Traditionally, starting kindergarten at the age of 5 was considered to be the beginning of a child’s formal learning. The years prior to the launching of a child’s educational career were typically thought to consist of free time to play, explore, and discover within the confines of the home under the watchful supervision of stay at home mothers. These days we may consider that model of childhood to be quaint and outdated as more mothers have entered the workforce and children are likely to have experienced some form of institutionalized childcare or preschool setting before kindergarten. Over the past 30 years research on child development has demonstrated the critical importance of the first five years of life in laying the foundation for academic and vocational success. Why exactly are those first few years before official instruction of standardized curriculum begins so important?
The importance of the first five years of life boils down to three crucial elements that work together to define and establish the base for future health, learning and success.
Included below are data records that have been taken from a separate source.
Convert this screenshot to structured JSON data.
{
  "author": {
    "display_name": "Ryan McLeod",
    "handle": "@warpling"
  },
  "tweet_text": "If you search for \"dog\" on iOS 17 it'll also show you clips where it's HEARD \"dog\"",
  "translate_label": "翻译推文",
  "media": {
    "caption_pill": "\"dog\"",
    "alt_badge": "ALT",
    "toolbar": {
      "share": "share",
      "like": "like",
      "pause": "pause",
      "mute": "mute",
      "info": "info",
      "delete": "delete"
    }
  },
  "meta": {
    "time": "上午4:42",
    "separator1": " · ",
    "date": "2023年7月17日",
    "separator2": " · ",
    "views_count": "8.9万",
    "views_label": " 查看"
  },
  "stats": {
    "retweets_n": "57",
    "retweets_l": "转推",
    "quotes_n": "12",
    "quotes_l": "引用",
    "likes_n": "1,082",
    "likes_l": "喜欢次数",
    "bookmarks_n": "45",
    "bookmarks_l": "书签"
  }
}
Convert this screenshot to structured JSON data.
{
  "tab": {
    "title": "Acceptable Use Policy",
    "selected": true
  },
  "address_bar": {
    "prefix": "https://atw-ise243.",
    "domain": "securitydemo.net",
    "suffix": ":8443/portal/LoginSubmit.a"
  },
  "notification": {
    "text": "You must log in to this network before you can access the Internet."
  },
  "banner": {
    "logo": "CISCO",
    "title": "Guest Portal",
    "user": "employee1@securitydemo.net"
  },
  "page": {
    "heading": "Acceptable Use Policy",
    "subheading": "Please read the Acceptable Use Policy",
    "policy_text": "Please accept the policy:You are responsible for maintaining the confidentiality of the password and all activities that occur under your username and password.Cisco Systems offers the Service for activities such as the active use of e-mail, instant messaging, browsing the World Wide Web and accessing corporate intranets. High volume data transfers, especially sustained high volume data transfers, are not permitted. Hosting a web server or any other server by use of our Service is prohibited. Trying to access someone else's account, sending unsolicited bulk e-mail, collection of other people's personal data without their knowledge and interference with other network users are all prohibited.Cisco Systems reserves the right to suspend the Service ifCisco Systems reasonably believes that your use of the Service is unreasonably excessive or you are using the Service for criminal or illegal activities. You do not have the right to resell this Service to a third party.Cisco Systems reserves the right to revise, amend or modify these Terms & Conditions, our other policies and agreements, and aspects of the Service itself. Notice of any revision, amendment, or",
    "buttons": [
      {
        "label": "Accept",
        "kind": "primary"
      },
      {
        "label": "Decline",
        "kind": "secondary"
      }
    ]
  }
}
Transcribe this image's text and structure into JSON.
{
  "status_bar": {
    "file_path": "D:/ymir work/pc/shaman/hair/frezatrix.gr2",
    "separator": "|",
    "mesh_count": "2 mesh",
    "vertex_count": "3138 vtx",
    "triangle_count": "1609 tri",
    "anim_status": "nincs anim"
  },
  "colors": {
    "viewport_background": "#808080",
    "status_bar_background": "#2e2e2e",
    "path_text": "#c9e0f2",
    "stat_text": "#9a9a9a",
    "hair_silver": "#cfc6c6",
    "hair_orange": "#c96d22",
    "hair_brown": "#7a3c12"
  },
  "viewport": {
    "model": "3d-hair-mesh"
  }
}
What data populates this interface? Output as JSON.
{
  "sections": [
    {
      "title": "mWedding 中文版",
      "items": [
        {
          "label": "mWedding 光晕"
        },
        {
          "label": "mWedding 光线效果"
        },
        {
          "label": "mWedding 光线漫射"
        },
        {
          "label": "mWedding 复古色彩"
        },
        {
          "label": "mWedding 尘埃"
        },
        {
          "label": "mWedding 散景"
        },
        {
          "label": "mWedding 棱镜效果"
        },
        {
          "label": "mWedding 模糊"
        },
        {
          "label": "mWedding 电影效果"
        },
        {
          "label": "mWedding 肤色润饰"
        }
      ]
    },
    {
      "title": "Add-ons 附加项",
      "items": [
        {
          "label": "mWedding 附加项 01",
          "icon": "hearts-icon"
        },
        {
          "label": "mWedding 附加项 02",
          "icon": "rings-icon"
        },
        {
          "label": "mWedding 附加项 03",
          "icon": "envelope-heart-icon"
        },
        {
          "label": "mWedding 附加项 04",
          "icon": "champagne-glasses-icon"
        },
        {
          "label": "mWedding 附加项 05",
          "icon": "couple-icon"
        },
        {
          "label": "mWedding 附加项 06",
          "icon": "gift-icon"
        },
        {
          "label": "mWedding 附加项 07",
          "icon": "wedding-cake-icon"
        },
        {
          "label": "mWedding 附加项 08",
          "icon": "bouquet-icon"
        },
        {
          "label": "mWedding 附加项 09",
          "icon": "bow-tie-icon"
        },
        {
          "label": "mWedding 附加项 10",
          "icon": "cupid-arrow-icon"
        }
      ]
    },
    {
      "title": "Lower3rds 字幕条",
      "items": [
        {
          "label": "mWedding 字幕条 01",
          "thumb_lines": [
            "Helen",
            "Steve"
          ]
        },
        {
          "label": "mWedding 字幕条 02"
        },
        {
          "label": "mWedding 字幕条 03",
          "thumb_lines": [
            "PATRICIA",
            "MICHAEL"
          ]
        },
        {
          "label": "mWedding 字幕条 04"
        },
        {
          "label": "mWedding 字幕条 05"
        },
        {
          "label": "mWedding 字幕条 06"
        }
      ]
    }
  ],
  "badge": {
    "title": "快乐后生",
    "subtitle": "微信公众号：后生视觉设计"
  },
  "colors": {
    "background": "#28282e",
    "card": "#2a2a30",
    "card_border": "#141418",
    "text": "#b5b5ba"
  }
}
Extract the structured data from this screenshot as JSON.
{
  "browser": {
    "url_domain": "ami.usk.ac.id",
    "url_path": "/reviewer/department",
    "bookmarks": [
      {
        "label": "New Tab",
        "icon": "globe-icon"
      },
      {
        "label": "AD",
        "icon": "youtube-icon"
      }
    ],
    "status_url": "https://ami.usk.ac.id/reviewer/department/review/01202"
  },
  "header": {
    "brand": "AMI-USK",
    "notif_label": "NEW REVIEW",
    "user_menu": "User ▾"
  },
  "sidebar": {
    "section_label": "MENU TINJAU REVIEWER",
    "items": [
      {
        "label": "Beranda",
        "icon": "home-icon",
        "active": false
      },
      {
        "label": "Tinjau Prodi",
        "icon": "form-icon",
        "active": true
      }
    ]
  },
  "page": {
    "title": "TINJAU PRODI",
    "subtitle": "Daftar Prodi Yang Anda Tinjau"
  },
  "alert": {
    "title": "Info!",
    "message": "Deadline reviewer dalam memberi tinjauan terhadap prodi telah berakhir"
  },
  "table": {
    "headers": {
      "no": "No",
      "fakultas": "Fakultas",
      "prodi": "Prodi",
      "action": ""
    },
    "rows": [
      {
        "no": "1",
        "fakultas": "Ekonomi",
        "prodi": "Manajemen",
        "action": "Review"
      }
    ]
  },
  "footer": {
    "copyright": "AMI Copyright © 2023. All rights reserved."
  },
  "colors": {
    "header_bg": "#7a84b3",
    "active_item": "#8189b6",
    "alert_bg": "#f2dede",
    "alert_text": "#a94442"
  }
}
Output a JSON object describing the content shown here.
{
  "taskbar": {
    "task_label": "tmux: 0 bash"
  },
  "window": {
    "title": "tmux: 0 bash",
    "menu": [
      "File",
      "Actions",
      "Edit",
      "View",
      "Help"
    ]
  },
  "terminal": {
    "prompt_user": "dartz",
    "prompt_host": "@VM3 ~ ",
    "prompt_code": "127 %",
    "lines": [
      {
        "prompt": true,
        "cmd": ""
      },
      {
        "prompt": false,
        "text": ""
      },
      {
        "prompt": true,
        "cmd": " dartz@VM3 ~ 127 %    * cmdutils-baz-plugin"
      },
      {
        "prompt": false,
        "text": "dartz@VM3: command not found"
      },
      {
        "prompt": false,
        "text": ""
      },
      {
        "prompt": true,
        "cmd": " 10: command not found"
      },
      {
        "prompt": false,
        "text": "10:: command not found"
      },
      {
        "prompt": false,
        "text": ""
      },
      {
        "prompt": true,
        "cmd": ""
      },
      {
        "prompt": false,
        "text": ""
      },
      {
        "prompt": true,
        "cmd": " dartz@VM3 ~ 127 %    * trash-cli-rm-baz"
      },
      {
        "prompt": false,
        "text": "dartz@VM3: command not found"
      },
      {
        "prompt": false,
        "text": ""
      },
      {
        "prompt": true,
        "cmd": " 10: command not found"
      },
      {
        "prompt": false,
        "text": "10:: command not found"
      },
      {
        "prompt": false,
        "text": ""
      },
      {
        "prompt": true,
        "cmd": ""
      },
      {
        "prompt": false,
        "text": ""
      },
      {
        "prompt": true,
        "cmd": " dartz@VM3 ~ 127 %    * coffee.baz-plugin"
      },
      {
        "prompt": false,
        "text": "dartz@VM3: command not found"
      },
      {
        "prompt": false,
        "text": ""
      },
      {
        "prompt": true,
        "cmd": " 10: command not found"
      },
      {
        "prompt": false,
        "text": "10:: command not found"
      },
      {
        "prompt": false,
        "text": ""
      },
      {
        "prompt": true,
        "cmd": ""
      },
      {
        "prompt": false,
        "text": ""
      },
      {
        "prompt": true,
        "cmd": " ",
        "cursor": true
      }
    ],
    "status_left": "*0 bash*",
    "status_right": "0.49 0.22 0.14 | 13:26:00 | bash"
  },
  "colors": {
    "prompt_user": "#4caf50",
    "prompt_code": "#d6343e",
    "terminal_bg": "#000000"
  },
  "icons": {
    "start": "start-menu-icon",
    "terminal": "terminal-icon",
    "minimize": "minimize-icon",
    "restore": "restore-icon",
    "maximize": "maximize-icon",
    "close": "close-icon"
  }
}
These include the formation of relationships and bonds between young children and the adults who love and care for them, the building of young brains and the development of executive function skills.
Building Social Bonds
Developmental psychologists and neuroscientists agree: the most crucial skill a child learns during the early years of life is to develop a strong social bond with a primary caretaker. Responsive interactions between an infant and caregiver have been shown to strengthen the pathways within a developing child’s brain. When a caregiver meets the gaze of an infant, smiles and receives a smile in return, a reactive interaction is initiated and communication begins.
Babies learn and develop important relationships while their brains grow and build vital connections that form a foundation for further learning and development. Research clearly demonstrates that babies respond to the sounds of the language spoken by the caregivers with whom they have relationships but show no signs of familiarity with languages heard in recordings or on television. Face to face, responsive social interactions between babies and caregivers result in critical attachment and the formation of strong pathways within the brain that lay the groundwork for future learning.
As with most things of value, building a brain takes time, commitment and energy. Infants start out completely helpless, unable to intentionally make movements or communicate desires. Deliberately focusing the eyes on an object and tracking its movement through space is a skill that requires several weeks to master. Going from helpless babe to acquiring the ability to roll over, sit, crawl, walk and then run with purpose requires the learning of balance, muscular strength and coordination originating in brain function.
Learning the skills of basic communication and reading social cues begins in infancy as little ones are smiled at, spoken and responded to and return the communication through smiles, coos and laughter. As the brain masters these basic forms of communication, it gradually builds on them, learning to produce more sophisticated methods of communication using language.
The Building Blocks of Executive Function
Developmental psychologists refer to the collective abilities of working memory, flexibility of thought and inhibitory control as executive function. Before reaching their first birthday, most infants begin to express signs of developing some of these skills such as remembering where to locate an object. By their third birthday, most children can follow two-step directions and have learned to solve simple problems.
Executive function skills become the building blocks for developing life skills that enable children to become successful both academically and socially. If given the opportunity to play and explore their environments in supportive, interactive settings with consistently caring adults, children can practice and develop the ability to plan, take turns, understand cause and effect, solve problems. Over time, children learn to anticipate possible outcomes, persevere, self regulate, and develop the capacity to concentrate on tasks at hand while filtering out distractions with patience and tenacity.
Executive function skills are a necessary component of school readiness and success in social contexts. The development of these skills throughout the early childhood years should be recognized, supported and encouraged within nurturing relationships between children and their caregivers.
During the first five years of life, the brain has the ability to build strong and lasting pathways and neural connections. Research tells us that although the human brain retains its ability to learn throughout its lifespan, the effort required for learning and building pathways within the brain increases over time. If a young child is given the opportunity to develop enduring relationships, a strong foundation for learning and executive function skills during the early years when the brain is most pliable, the potential for growth, learning, health, success and happiness will increase.